翌朝。
巡回予定には、特別な表示はない。
街路灯。
通信ノード。
仮設通路。
停留所。
いつもの保守対象だけだった。
澪は認証端末を手に取る。
『巡回経路を表示します』
「うん」
歩き出す。
昨日の通路を親子が歩いている。
配送員が台車を押す。
高齢者が停留所で待っている。
誰も澪を見ない。
LEXの名前を知る人もいない。
それでよかった。
気づかれないことに、胸は沈まなかった。
保守の結果は、直した者へ視線が集まることではない。足を止めず、予定を変えず、その人が自分の朝へ進めることだった。
街は、直されたことを知らないまま続いていく。
遠くでエアロシャトルが通過する。
その下で、人がそれぞれの朝へ向かう。
何かを大きく救ったわけではない。
どれも小さなことだと、記録の外からなら言える。
けれど、その小ささこそが、見過ごされる理由になる。澪はもう、重大ではないという言葉と、失ってよいという判断を同じにしなかった。
誰かが遠回りせずに済んだ。
誰かの声が届いた。
誰かが取り残されずに済んだ。
誰かが止まる前に、道を戻した。
昨日までの場面が、道の上へ短く重なる。
灯りを待つ人。
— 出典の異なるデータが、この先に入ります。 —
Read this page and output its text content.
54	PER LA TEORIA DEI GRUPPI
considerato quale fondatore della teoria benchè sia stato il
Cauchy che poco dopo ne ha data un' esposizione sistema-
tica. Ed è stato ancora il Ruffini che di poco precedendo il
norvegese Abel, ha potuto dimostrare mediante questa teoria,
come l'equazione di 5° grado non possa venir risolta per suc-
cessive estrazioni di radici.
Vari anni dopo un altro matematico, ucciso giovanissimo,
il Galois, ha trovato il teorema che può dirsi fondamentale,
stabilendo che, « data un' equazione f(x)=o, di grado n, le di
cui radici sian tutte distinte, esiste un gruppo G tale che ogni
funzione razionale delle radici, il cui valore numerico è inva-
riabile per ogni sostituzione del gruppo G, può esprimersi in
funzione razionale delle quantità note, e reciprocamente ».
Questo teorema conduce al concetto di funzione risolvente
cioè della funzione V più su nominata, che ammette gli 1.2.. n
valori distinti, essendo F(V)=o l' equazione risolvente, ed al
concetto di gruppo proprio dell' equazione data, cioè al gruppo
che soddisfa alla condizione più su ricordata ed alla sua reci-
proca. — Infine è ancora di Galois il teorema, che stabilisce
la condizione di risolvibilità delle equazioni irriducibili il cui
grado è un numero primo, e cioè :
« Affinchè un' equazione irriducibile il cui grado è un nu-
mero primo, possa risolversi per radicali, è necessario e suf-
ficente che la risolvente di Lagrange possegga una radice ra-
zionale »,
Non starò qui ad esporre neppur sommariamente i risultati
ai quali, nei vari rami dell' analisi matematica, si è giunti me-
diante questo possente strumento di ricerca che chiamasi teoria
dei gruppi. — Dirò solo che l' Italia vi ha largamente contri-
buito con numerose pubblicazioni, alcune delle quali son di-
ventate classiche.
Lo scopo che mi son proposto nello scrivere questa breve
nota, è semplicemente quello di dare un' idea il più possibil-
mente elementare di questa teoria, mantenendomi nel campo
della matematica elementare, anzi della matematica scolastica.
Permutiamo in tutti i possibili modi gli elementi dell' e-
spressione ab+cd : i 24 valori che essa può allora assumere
途切れた声。非常灯の下で開いた扉。細い通路を抜ける車輪。
名前までは残らなくても、判断の中から消さない。そのために記録があり、その記録を読む人がいる。
澪は工具ポーチを直す。
「LEX」
『はい』
「次、行くよ」
最初の日、LEXは現場を「設備を保守する場所」だと答えた。
あの問いへの答えは、まだ完成していないのだろう。現場が変わり、人が変われば、何を戻すべきかも変わる。
だから次へ行く。
『巡回経路を更新します』
「お願い」
白い表示灯が小さく点く。
澪はそのまま歩いていった。
灯りは進む先を決めない。
ただ、見落としかけた揺らぎを、選べる場所に残す。
アークシティの朝は、今日も続いていた。